O orgulho e a questão de honra no sertão nordestino sempre foram muito fortes, uma vez que não havia resposta imediata da justiça, os sertanejos faziam justiça com as próprias mãos respondendo as suas indignações. 

Muitos sertanejos entraram no cangaço pelo status social que ele adquiriu no sertão, chamados de justiceiros, o que denotava poder entre a população sertaneja, já que ora eram amados e ora eram temidos. Outros seguiam Antônio Conselheiro ou o beato José Lourenço nas comunidades criadas por eles onde se vivenciava os princípios da igualdade e fraternidade, onde ninguém era oprimido e tudo era repartido entre todos.

Virgulino Ferreira da Silva (o Lampião) sentindo-se injustiçado formou seu bando e, com a alma ébria de ódio saiu pelo sertão nordestino saqueando o comércio, as fazendas e matando sem temor, como forma de se vingar e sobreviver a dor que encarcerava as veias do seu coração.

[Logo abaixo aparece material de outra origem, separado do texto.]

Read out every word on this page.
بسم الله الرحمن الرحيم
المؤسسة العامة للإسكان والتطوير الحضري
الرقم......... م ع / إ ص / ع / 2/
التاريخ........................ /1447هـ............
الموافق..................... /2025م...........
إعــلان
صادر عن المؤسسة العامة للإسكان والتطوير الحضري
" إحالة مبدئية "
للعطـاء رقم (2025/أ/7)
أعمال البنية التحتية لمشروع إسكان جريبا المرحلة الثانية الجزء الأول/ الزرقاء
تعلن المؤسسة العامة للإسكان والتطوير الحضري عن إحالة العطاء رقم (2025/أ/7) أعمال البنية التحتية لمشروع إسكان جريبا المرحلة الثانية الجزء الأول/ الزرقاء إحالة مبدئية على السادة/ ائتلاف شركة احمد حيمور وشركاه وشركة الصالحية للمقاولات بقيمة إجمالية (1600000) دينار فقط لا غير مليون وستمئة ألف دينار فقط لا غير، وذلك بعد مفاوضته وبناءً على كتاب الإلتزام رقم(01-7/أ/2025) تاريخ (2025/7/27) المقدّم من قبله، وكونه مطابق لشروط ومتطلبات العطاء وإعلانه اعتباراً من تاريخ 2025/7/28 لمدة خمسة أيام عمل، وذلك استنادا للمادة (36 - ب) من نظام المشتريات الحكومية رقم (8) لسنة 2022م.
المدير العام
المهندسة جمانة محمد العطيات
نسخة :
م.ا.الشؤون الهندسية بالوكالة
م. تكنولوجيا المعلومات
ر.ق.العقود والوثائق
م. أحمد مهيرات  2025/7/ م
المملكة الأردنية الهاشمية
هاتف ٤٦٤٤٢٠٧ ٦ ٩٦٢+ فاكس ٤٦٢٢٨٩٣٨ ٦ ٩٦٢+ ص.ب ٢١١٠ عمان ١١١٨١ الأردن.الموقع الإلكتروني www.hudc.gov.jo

Agia como se toda a sociedade fosse culpada pela sua perda e assim a vida destemida o protegia de seu desalento e o fato de ser temido e conhecido no País inteiro alimentava o seu ego.

Lampião foi o produto de uma sociedade desigual econômica e socialmente, que por não oportunizar aos trabalhadores à dignidade, transforma-os em rebeldes e revolucionários, Virgulino fez do cangaço uma forma de enfrentamento à justiça, às desigualdades sociais, ao próprio governo e a toda elite agrária, sendo temido por suas ações violentas e truculentas em todo o sertão nordestino. Subverte a ordem também quando por amor deixou Maria Bonita adentrar no cangaço, levando-a consigo e tratando-a como companheira, o que acarretou a vinda de outras mulheres para esse movimento social. Analisamos a questão de gênero que envolve o cangaço. Um país que caminhava com base na educação patriarcal, machista, onde o homem era o centro das decisões, cabendo a mulher apenas a educação da prole e a organização do lar. Na vida rudimentar da Caatinga, do sertão nordestino, as mulheres entram no cangaço, quebrando a tradição masculina do mesmo e são tratadas como companheiras, participando das lutas, seguindo os seus companheiros nas viagens, alegrando as suas noites com músicas e danças.

O estudo sobre o cangaço trouxe a possibilidade de analisar esse movimento como uma questão social do Nordeste, surgida como um grito de justiça social em decorrência das desigualdades, da falta de oportunidades com dignidade para o trabalhador rural e pela ausência do Estado diante das questões sociais.

Conclui-se que a violência praticada no cangaço pode ser refletida a partir de uma análise da conjuntura do Brasil naquele momento, assim podemos melhor compreender as razões que levaram a formação desse movimento social.